En este sentido, además, las estadísticas de la Dirección General de Tráfico, estiman que el 71% de los accidentes con victimas, el 61% de los fallecidos y el 70% de los heridos hospitalizados y no hospitalizados en vías interurbanas ocurren durante el día. En las vías urbanas también durante el día -entre las 08:00 y las 19:59 horas- es cuando se registra la mayor concentración de accidentes y victimas.
Diversos estudios sobre accidentes viales señalan, asimismo, que no haber visto al otro usuario de la carretera, o haberlo visto demasiado tarde, desempeña un papel clave en el 50% de los siniestros durante el día, porcentaje que ascendería al 80% en el caso de accidentes en intersecciones, según recuerda en un informe el SWOV (Instituto de Investigación de Seguridad Vial de Holanda).
De este modo, el uso de las luces durante todo el día, y no sólo cuando la luminosidad es baja, contribuye de forma efectiva a la seguridad vial. Esto se debe a que en numerosas situaciones de conducción, sobre todo en determinados tramos de carretera como cruces peligrosos o en autovías y autopistas, llevar encendidas las luces durante todo el día permite ver a los vehículos que están en movimiento con más rapidez aunque estén lejos, diferenciarlos mejor del horizonte y calcular con más exactitud a qué velocidad se aproximan.

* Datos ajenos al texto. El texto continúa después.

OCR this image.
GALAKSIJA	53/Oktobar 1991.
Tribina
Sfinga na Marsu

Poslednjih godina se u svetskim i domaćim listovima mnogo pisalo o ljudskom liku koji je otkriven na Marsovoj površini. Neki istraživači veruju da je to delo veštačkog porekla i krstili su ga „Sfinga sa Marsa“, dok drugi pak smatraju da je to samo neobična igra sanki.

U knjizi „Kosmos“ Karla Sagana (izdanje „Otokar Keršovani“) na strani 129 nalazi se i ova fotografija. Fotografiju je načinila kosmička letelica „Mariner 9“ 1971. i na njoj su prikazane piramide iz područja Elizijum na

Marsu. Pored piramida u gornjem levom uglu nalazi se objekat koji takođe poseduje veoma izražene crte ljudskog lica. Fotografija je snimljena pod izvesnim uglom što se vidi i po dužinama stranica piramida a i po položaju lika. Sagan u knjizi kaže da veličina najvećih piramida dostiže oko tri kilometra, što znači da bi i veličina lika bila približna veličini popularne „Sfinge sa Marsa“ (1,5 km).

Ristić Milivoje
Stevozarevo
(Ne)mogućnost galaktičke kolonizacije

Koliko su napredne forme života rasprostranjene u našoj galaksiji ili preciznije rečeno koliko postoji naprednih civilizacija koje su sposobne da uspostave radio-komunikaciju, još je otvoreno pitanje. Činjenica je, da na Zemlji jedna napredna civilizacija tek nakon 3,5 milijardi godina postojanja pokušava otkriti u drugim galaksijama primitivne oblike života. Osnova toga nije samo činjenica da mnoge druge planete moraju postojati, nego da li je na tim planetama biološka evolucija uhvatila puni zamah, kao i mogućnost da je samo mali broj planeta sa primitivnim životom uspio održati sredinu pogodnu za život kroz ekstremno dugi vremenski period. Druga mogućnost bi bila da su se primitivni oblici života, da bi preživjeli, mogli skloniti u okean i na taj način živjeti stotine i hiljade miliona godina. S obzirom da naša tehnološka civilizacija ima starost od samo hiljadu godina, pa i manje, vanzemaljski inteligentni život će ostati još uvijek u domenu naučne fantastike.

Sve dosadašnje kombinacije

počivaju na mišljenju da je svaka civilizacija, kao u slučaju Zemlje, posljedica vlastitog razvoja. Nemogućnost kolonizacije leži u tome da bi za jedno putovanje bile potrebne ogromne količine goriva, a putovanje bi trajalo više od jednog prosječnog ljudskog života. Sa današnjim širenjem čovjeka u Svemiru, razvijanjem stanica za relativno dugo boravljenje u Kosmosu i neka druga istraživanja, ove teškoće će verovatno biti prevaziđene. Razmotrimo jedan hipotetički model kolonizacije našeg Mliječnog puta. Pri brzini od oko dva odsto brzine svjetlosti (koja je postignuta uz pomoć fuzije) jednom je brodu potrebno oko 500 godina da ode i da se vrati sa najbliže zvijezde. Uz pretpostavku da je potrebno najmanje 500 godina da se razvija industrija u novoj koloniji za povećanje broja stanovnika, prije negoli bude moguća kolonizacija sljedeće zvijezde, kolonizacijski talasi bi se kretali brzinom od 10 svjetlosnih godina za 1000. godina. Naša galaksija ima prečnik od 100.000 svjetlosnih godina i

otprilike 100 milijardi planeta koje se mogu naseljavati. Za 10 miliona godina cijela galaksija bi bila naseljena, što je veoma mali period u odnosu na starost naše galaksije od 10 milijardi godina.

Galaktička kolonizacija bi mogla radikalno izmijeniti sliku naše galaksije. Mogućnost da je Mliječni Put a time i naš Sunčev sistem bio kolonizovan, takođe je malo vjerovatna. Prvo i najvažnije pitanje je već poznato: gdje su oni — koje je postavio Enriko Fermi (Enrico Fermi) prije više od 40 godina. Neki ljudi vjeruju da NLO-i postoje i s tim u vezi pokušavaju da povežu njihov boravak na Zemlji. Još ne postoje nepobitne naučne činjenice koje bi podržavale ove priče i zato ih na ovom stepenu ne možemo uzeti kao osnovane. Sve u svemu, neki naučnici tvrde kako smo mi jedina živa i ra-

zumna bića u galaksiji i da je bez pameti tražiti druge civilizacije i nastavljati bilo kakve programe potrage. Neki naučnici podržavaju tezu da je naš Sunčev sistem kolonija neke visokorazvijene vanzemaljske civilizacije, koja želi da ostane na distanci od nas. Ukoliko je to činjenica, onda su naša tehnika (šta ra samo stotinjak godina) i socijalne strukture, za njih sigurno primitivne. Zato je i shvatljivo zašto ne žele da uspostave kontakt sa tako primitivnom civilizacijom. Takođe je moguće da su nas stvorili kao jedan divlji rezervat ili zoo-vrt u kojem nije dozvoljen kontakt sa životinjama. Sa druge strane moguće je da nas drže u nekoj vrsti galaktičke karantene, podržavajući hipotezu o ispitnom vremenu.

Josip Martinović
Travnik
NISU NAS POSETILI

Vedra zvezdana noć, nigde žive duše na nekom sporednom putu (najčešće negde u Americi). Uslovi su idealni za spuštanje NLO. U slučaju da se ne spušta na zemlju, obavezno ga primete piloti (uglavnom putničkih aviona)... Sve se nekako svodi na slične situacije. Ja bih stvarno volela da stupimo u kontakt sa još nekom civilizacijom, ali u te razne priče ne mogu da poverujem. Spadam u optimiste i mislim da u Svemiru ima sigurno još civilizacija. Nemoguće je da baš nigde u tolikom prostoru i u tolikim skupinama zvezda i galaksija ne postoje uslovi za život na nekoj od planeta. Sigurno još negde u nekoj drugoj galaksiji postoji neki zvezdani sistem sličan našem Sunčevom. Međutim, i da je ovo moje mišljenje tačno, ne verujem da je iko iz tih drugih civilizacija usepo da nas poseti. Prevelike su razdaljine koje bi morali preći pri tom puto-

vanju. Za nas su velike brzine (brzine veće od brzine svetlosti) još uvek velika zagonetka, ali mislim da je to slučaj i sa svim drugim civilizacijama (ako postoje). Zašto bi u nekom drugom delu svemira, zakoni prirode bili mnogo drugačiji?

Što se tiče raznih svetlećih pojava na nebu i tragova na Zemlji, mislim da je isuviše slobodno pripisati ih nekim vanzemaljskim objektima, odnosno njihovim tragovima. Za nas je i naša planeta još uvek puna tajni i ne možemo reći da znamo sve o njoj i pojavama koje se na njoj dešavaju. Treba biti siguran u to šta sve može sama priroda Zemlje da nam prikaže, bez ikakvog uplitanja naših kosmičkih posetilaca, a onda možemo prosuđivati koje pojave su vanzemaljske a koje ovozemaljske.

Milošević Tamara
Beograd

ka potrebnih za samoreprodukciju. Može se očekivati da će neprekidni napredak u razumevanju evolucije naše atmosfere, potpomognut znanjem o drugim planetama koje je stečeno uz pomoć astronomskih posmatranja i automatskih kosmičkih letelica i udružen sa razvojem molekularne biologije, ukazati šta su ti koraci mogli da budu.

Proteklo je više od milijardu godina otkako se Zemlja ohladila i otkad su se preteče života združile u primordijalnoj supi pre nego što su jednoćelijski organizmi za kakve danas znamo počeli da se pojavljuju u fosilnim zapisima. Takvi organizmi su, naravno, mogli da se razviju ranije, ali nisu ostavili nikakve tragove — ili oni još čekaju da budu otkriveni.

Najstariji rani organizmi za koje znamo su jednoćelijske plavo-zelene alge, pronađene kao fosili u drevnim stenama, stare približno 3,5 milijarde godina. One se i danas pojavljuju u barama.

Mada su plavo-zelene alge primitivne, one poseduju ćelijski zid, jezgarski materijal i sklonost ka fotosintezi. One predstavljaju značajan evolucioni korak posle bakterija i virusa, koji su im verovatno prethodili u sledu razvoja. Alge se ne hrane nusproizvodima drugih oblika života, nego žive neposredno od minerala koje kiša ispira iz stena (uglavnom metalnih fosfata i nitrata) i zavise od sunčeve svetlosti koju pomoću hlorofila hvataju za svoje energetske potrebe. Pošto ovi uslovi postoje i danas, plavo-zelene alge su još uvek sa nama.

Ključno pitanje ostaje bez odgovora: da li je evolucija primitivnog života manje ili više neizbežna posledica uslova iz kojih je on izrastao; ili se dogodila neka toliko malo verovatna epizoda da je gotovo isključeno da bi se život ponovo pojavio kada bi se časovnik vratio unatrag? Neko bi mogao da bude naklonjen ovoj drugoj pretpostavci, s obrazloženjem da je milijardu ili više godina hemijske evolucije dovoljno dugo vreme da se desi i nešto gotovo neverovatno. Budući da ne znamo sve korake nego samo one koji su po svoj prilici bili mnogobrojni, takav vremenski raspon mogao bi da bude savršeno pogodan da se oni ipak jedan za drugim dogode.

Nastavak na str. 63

También permiten ver vehículos y ser vistos por otros conductores en zonas de luces y sombras, en carreteras entre zonas boscosas o de montaña o cuando se producen deslumbramientos por la posición baja del sol, ya sea al amanecer o al atardecer.
Un vehículo que circula con luz diurna, o que en su defecto lleva las luces de cruce encendidas mientras transita de día, es visible desde una distancia de 240 metros. Sin embargo, si no lleva el alumbrado encendido esa distancia se reduce a menos de la mitad.
En Europa, países como Finlandia, Suecia, Noruega, Islandia, Dinamarca, Austria, Estonia, Letonia o Eslovenia obligan al uso de luces diurnas durante todo el año y en todas las vías, mientras que en Hungría, Italia o Portugal este requisito es sólo aplicable en ciertas carreteras, y en República Checa, Lituania, Polonia o Eslovaquia sólo durante los meses de invierno, eso sí, en todas las vías.
La legislación europea obliga, desde febrero de 2011, a que todos los vehículos que se comercialicen en la UE equipen dispositivos de luz diurna con lámparas de bajo consumo cuya puesta en marcha se produce al arrancarlos. Si durante la marcha se conectan las luces de cruce, las diurnas bajan su luminosidad para no deslumbrar. Estas luces diurnas son obligatorias para la parte delantera y su labor no es que el conductor del coche vea mejor, sino que el vehículo sea más visible para el resto de usuarios de la calzada.
El reemplazo de las lámparas por parejas es una práctica que reporta importantes beneficios en términos de seguridad. Evita que el haz de luz resultante al cambiar una única lámpara pueda quedar descompensado, haciendo más peligroso circular de noche, o que la unidad no reemplazada falle poco tiempo después de que lo haya hecho la primera, debido al natural desgaste de sus filamentos.